A seriously ill former publican, who raped a woman and sexually or physically abused three girls and two boys across three decades, was jailed for 11 years this week.

Sex-crazed and violent David Furneaux, 69, committed the offences while running pubs in Gloucestershire, Somerset and Devon and continued even after he retired to Spain on health grounds, Gloucester Crown Court was told.

Jailing Furneaux, whose last British address was in Exeter Road, Exmouth, Judge Jamie Tabor QC told him: “Over the course of 30 years, your vile and bad temper and your rampant sexuality have cast dark shadows over the familes you have affected.

“I acknowledge that you are now seriously ill with a reduced life expectancy and that you will find your time in prison uncomfortable due to your chronic obstructive pulmonary disease and your need for oxygen.”

But, said the judge, there had to be a long prison sentence to reflect Furneaux’s abuse of his victims, most of them children at the time.

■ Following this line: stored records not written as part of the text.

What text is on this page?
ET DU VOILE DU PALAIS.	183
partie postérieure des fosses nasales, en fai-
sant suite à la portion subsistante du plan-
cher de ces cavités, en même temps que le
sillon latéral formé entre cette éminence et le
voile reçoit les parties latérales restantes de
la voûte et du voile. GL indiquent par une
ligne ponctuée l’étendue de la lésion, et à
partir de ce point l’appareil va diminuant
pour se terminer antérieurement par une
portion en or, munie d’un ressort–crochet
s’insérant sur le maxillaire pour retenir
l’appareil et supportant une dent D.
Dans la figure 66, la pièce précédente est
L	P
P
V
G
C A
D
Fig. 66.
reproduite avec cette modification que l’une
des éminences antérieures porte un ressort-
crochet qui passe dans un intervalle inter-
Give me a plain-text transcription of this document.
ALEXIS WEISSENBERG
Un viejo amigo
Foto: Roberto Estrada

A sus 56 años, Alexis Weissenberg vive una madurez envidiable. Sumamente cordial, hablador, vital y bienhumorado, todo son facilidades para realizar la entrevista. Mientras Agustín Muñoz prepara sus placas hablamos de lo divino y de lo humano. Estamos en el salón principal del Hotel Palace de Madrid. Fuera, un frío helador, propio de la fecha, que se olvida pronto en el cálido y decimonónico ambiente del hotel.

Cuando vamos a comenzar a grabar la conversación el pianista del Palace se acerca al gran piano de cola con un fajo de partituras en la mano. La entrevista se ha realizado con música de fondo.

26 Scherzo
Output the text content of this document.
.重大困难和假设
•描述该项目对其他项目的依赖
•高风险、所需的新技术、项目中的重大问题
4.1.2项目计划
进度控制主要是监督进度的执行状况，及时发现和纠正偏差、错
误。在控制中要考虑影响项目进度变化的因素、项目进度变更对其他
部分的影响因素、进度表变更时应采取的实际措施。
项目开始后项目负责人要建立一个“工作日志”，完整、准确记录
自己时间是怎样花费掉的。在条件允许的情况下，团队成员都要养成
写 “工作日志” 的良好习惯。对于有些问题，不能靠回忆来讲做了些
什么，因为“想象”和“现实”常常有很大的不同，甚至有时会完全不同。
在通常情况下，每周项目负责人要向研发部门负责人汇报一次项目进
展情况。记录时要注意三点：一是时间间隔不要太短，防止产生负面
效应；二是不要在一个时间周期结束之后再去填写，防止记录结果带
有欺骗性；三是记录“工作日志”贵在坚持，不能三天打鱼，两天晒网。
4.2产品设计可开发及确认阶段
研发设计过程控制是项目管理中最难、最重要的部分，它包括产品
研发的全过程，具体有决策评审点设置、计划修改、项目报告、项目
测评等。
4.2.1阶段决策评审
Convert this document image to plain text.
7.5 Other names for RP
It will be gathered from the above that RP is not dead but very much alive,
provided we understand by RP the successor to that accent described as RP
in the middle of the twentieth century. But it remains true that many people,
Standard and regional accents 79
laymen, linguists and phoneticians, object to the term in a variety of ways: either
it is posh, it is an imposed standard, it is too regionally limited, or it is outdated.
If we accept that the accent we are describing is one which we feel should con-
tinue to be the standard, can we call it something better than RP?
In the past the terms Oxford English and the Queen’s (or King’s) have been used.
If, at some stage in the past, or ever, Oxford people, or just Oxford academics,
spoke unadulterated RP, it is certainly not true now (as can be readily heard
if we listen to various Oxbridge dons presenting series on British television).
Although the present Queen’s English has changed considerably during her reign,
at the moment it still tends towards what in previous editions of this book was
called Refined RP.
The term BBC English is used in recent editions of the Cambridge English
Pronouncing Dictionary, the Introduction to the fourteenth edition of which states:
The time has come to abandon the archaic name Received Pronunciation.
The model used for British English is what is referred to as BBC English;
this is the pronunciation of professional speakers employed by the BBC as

Prosecutor Ray Tully said the offences occurred in Dursley, Bristol, Burnham-on-Sea, Sidmouth and Spain.

Furneaux pleaded guilty to raping the woman twice between July 1975 and December 1984.

He also admitted five offences of indecent assault on a girl between January 1974 and November 1978, two offences of sexually assaulting another girl in July last year, cruelty to that girl and two boys aged under 16 between July 1975 and May 1985 and indecent assault of another girl between August 1987 and June 1989.

The offences had begun in Sidmouth and continued after he moved to Dursley and then on to Bristol, Burnham and Spain, Mr Tully said.

One girl victim of his abuse told police Furneaux had “completely destroyed her childhood,” he added.

Furneaux’s 30 years of offending all came to light when his most recent victim, whom he abused in Spain, rang her parents.

Other allegations then came to light as other victims realised that Furneaux had been arrested.

When Furneaux was arrested, he denied all the allegations. He had continued to do so throughout the proceedings, but then pleaded guilty at the last hearing in April to 13 of the 20 charges against him.

Even this week there was a question mark over whether the case would proceed because his barrister, Mr Paul Grumbar, said Furneaux wanted to dismiss him and change his pleas back to not guilty.

When Judge Tabor asked if that was correct, Furneaux told him to continue with sentencing even though he believed the UK was the only country in the Western Hemisphere where a man could be convicted and jailed without any proof.